American children do much better identifying the correct answers to simple scientific tasks than using evidence from their experiments to explain those answers.
The National Assessment of Educational Progress, often called the Nation's Report Card, asked students in grades four, eight and 12 to perform actual experiments to apply principles they learn in the classroom on a practical level. The results of the 2009 tests were released this week.
"That tells us that our science teaching isn't getting us as far as we need to go," said Chris Dede, professor from the Harvard Graduate School of Education.
Katherine Carroll, an 11th- and 12th-grade chemistry teacher in Waterboro, Maine, said even her best students struggle to explain their conclusions in the lab reports they turn in for her class. She found them more accustomed to questions with one right answer.
"Teachers have moved towards teaching more knowledge, as opposed to the understanding behind that knowledge," Carroll said.
Like Carroll, Dede said kids' difficulty explaining is old news to most teachers and parents, but this is the first time they have concrete evidence demonstrating the problem.
"Having something that is more than just anecdotes, that is rigorous research across a wide range of students, is very helpful because it's a better form of evidence on which to make decisions," Dede said.
The first test, called Hands On Tasks, allotted students 40 minutes to conduct experiments with physical objects. This allowed for a richer analysis of their understanding of the subject than pencil-and-paper tests can provide, according to Alan Friedman, chairman of the National Assessment Governing Board's Assessment Development Committee.
HOTs, however, are nothing new.

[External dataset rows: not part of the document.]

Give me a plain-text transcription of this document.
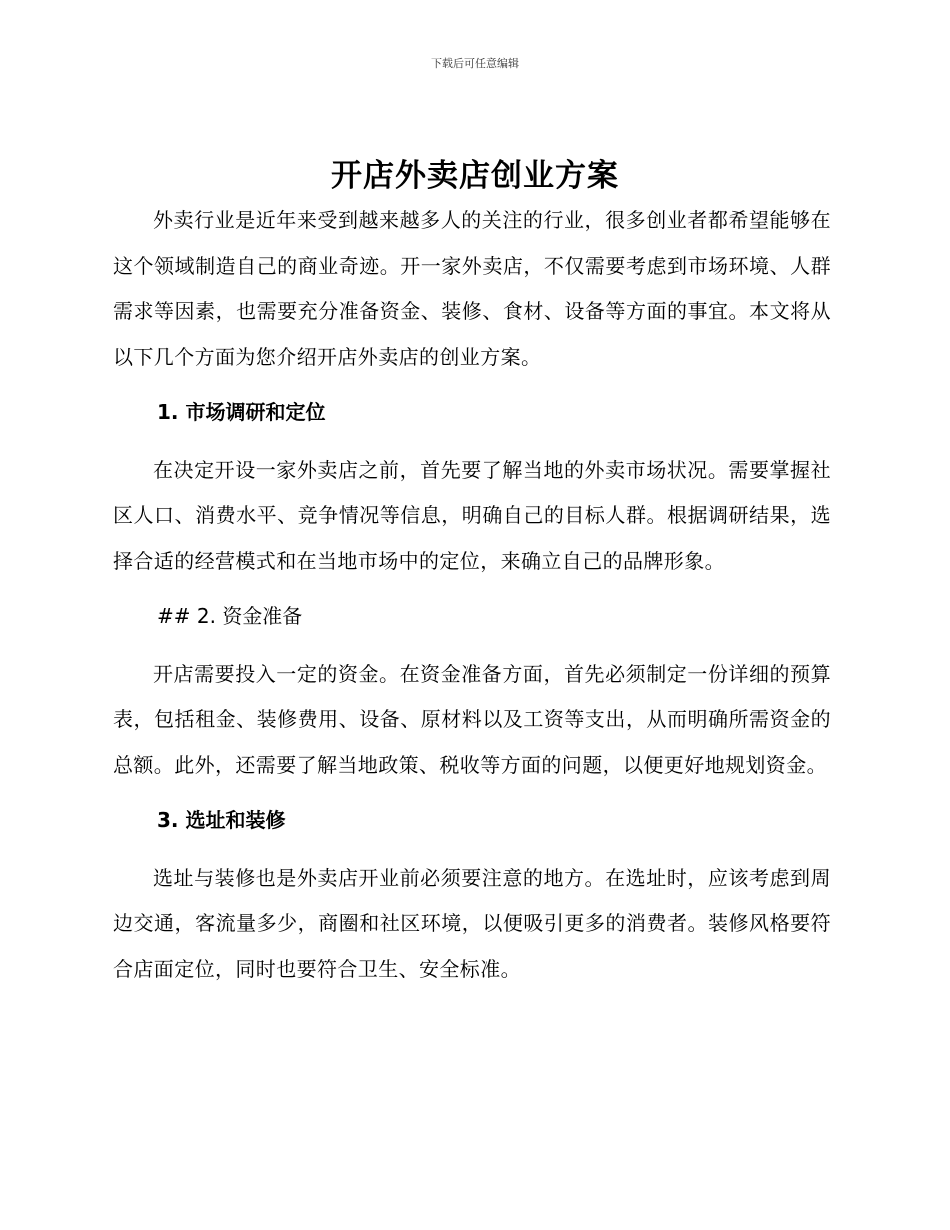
下载后可任意编辑
开店外卖店创业方案

外卖行业是近年来受到越来越多人的关注的行业，很多创业者都希望能够在这个领域制造自己的商业奇迹。开一家外卖店，不仅需要考虑到市场环境、人群需求等因素，也需要充分准备资金、装修、食材、设备等方面的事宜。本文将从以下几个方面为您介绍开店外卖店的创业方案。

1. 市场调研和定位

在决定开设一家外卖店之前，首先要了解当地的外卖市场状况。需要掌握社区人口、消费水平、竞争情况等信息，明确自己的目标人群。根据调研结果，选择合适的经营模式和在当地市场中的定位，来确立自己的品牌形象。

## 2. 资金准备

开店需要投入一定的资金。在资金准备方面，首先必须制定一份详细的预算表，包括租金、装修费用、设备、原材料以及工资等支出，从而明确所需资金的总额。此外，还需要了解当地政策、税收等方面的问题，以便更好地规划资金。

3. 选址和装修

选址与装修也是外卖店开业前必须要注意的地方。在选址时，应该考虑到周边交通，客流量多少，商圈和社区环境，以便吸引更多的消费者。装修风格要符合店面定位，同时也要符合卫生、安全标准。
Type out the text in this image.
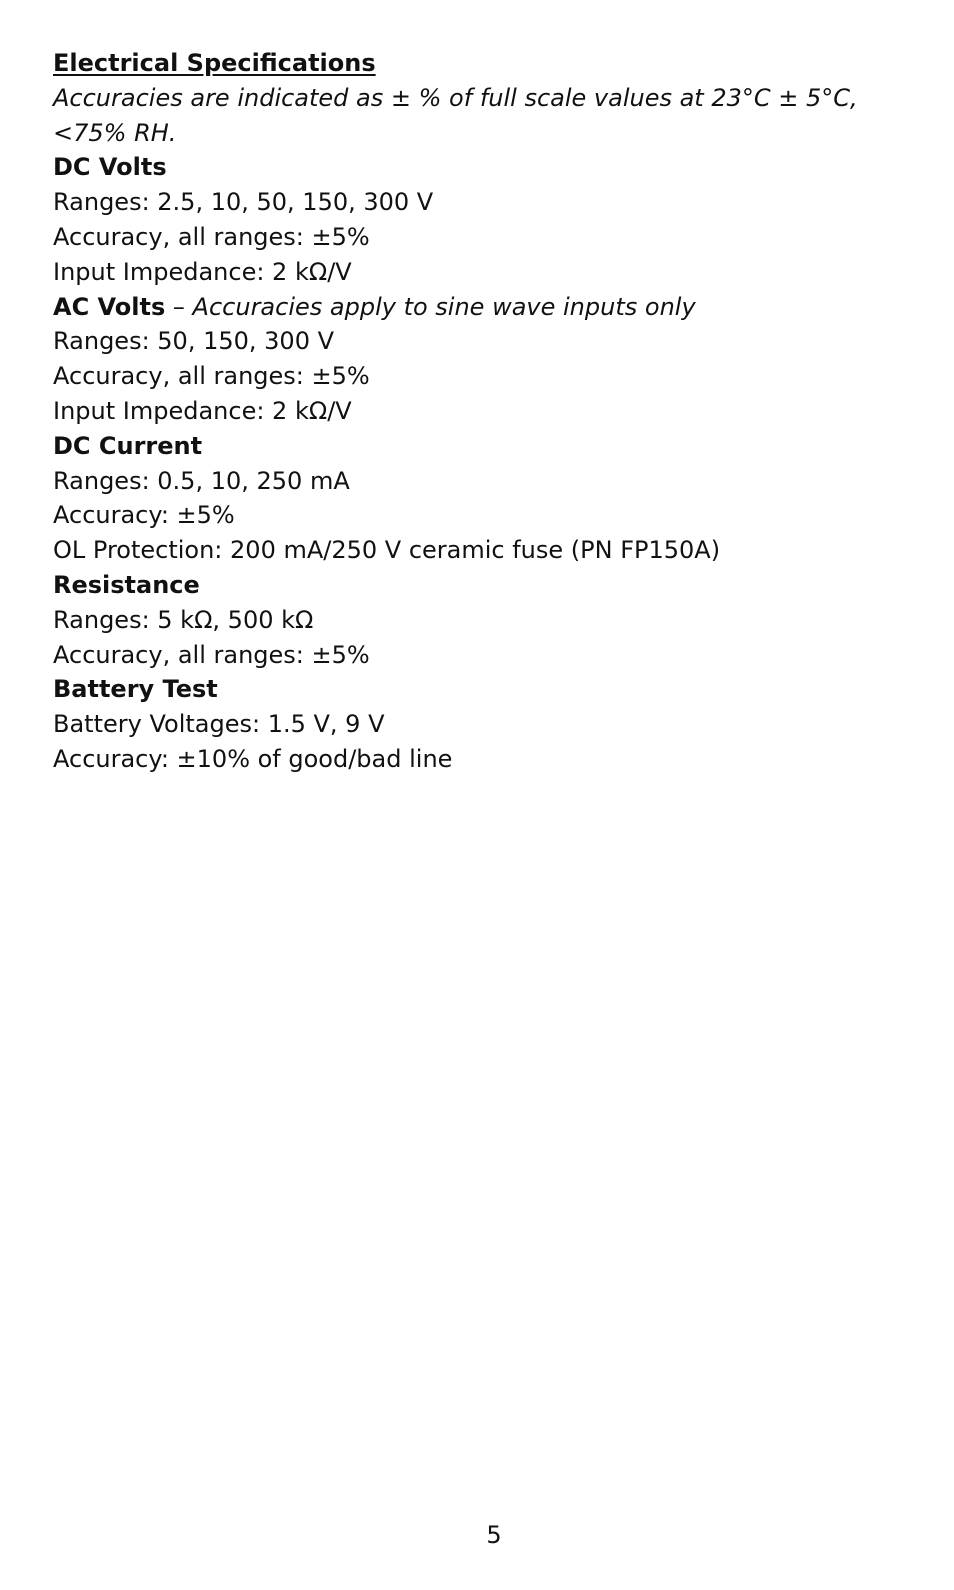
Electrical Specifications
Accuracies are indicated as ± % of full scale values at 23°C ± 5°C, <75% RH.
DC Volts
Ranges: 2.5, 10, 50, 150, 300 V
Accuracy, all ranges: ±5%
Input Impedance: 2 kΩ/V
AC Volts – Accuracies apply to sine wave inputs only
Ranges: 50, 150, 300 V
Accuracy, all ranges: ±5%
Input Impedance: 2 kΩ/V
DC Current
Ranges: 0.5, 10, 250 mA
Accuracy: ±5%
OL Protection: 200 mA/250 V ceramic fuse (PN FP150A)
Resistance
Ranges: 5 kΩ, 500 kΩ
Accuracy, all ranges: ±5%
Battery Test
Battery Voltages: 1.5 V, 9 V
Accuracy: ±10% of good/bad line
5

NAEP tests used them as far back as 1996.
Friedman said the second type of test, Interactive Computer Tasks, went beyond what had previously been measured, testing how students ran their own experiments in simulated natural or laboratory environments with the ability to go back, adjust variables and correct their mistakes on a computer.
"This is a set of skills which in the real world is invaluable," Friedman said, "and which before this we'd never been able to know if students could do this or not."
Though Friedman said the computer tests are "dramatically more expensive" to design, traditional assessments cannot measure these same skills.
During ICTs, just more than a quarter of high school seniors could both select and explain their correct answers about heating and cooling. Double that amount -- 54 percent -- in the eighth grade group could support correct conclusions with evidence, but only 15 percent of fourth-grade students could do the same in their experiment.
The computer tasks eliminated limits of geography and time, so students could virtually see, for example, how a plant given a certain amount of sunlight would grow without waiting days or weeks to see the actual process.
Though the tests raised significant questions about students' abilities to apply scientific knowledge to the real world, they at least seemed to enjoy taking them, according to Peggy Carr, associate commissioner at the National Center for Education Statistics.
Carr usually observes students losing interest in the traditional NAEP tests. "Not so with these assessments," Carr said.
In the hands-on tasks, female students in every grade outdid their male counterparts by 2 to 4 percentage points on average. Girls also scored slightly better than male students in grades eight and 12 on interactive computer tasks.
This gender gap shows a reversal from the traditional NAEP tests in which eighth-grade boys scored at least four points higher on average than their female peers in 2009 and 2011.
White and Asian/Pacific Islander students outperformed black and Hispanic students in the hands-on tasks, and Asian/Pacific Islander students achieved higher scores on average than other students in all grades' computerized assessments.
The lowest-scoring group in both assessments was 12th-grade black students. They answered 19 percent of computerized questions correctly, whereas their Asian-Pacific Islander counterparts passed 33 percent.